Bakso daging dalam SNI Nomor 01-3818-1995 didefinisikan sebagai produk makanan berbentuk bulatan atau bentuk lain yang diperoleh dari campuran daging (kadar daging tidak kurang dari 50%) dan pati atau serealia dengan atau tanpa bahan tambahan makanan yang diizinkan (DSN, 1995). Pembuatan bakso mencakup beberapa tahap yaitu persiapan bahan, penghancuran daging, pembentukan adonan dan pemasakan. Penghancuran daging dapat dilakukan dengan mencacah, mencincang, atau menggiling (Koswara et al., 2000) dengan tujuan untuk memecah serabut daging, sehingga protein yang larut dalam larutan garam akan mudah terdispersi. Pemasakan dapat dilakukan dalam dua tahap, agar permukaan bakso yang dihasilkan tidak keriput akibat perubahan suhu yang terlalu cepat. Perendaman bakso pada suhu 50-60oC bertujuan untuk membentuk bakso, lalu perebusan dalam air dengan suhu 100oC untuk mematangkan (Wilson et al., 1981).

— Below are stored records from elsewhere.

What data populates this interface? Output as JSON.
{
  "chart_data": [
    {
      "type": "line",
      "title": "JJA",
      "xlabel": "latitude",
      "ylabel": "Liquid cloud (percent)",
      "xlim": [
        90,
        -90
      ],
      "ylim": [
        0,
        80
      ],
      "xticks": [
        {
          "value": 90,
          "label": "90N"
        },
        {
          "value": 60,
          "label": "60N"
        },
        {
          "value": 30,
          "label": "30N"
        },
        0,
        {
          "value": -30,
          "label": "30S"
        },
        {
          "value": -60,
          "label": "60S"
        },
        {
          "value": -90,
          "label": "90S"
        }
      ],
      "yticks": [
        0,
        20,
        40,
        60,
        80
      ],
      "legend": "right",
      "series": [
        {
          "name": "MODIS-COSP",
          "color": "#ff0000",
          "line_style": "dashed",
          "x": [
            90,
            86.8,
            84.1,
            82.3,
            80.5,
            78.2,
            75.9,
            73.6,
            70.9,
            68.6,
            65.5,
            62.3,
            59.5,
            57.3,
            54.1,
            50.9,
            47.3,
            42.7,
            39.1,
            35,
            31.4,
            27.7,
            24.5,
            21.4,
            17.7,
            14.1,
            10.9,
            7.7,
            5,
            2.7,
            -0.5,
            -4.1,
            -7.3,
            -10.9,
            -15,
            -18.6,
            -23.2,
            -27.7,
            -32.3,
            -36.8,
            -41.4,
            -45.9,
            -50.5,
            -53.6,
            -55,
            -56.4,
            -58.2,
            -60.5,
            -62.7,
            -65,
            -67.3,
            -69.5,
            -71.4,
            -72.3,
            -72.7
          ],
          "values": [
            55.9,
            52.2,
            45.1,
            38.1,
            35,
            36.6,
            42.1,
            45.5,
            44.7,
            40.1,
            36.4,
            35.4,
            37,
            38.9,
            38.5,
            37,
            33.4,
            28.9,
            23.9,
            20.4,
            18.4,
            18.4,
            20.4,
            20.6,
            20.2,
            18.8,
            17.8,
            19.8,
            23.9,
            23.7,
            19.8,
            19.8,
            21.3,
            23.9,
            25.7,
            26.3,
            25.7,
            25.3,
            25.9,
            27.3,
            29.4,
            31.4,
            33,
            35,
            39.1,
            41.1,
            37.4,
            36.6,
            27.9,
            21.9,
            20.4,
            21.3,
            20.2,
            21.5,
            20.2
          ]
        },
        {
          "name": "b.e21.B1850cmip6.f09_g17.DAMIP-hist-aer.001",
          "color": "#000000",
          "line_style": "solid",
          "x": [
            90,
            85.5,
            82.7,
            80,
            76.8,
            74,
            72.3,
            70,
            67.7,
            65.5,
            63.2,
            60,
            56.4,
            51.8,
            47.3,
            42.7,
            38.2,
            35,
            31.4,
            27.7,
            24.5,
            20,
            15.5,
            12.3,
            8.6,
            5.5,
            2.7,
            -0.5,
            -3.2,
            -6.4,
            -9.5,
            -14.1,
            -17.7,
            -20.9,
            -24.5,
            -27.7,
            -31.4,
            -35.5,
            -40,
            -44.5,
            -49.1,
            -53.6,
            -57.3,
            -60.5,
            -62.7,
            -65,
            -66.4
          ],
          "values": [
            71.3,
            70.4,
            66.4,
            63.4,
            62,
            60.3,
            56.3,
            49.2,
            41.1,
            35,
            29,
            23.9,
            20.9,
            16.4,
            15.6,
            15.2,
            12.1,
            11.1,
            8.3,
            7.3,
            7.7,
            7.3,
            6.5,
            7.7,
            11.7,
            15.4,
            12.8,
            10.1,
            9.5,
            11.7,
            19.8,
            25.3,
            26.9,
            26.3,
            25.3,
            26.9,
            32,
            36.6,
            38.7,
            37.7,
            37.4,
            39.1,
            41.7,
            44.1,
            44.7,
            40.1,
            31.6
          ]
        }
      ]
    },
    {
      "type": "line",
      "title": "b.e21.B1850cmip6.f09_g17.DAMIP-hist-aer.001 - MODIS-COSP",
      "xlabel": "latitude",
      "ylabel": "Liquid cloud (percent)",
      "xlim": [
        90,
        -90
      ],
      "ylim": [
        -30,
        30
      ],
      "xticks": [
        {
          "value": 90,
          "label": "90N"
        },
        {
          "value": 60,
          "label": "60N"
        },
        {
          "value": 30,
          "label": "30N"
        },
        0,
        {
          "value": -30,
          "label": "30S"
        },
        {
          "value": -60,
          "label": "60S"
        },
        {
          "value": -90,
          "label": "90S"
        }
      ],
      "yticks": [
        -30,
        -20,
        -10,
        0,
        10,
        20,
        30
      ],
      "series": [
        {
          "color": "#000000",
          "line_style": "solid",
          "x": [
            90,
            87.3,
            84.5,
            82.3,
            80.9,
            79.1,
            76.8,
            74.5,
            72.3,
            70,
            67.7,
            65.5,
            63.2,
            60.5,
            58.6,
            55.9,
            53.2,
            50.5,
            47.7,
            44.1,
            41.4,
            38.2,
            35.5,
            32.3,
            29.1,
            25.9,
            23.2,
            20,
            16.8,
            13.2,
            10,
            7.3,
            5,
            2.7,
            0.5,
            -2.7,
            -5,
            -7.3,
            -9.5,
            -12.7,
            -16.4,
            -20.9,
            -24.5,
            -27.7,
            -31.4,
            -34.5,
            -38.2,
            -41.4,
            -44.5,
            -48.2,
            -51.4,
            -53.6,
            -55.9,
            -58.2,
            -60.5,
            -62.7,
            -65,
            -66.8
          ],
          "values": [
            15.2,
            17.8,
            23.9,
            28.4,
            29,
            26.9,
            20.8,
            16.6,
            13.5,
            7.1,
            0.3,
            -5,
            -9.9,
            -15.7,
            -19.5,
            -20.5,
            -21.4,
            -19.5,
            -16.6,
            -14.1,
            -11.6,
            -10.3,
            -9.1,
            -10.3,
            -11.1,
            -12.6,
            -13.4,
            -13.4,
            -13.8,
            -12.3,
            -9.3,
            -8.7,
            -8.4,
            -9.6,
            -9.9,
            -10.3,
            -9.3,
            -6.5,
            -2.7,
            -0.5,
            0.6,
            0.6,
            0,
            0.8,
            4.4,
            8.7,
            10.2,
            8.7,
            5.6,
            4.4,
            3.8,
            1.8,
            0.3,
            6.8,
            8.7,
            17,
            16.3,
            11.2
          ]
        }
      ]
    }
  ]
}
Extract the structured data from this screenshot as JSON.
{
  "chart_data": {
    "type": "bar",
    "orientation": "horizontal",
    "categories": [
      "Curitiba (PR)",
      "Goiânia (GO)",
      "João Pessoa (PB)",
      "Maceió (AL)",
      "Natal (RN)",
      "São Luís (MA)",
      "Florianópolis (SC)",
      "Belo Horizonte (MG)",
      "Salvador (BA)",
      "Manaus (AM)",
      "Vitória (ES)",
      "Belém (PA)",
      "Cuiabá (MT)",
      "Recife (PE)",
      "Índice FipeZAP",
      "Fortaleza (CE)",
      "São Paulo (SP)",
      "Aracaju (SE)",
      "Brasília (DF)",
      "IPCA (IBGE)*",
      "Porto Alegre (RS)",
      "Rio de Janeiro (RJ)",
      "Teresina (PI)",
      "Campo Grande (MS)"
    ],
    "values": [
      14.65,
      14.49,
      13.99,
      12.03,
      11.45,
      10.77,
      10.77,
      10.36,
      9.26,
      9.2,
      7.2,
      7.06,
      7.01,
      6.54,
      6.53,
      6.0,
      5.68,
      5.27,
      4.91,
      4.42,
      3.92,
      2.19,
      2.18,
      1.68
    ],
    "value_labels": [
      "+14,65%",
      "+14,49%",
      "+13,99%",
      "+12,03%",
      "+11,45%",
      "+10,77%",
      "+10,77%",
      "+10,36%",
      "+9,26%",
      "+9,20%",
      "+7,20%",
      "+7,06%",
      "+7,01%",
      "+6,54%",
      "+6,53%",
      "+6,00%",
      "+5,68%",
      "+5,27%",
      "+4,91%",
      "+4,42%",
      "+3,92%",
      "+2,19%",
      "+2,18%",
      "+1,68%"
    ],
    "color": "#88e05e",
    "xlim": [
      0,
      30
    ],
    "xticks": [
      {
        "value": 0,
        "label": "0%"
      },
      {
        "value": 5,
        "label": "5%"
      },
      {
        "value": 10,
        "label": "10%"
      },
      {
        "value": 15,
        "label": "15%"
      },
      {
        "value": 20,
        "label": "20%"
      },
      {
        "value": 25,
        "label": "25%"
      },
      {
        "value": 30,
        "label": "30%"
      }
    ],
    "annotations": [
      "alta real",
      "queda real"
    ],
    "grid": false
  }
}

Bahan tambahan yang umum digunakan dalam pembuatan bakso adalah bahan pengisi dan garam. Bahan pengisi berfungsi memperbaiki stabilitas emulsi, memperbaiki sifat irisan, mengurangi penyusutan selama proses pemasakan, peningkatan citarasa dan mereduksi biaya produksi. Bahan pengisi yang paling umum digunakan untuk pembuatan bakso adalah tepung tapioka. Garam yang ditambahkan pada daging giling akan meningkatkan protein miofibril yang terekstraksi, sekaligus berfungsi untuk meningkatkan citarasa (Aberle et al., 2001).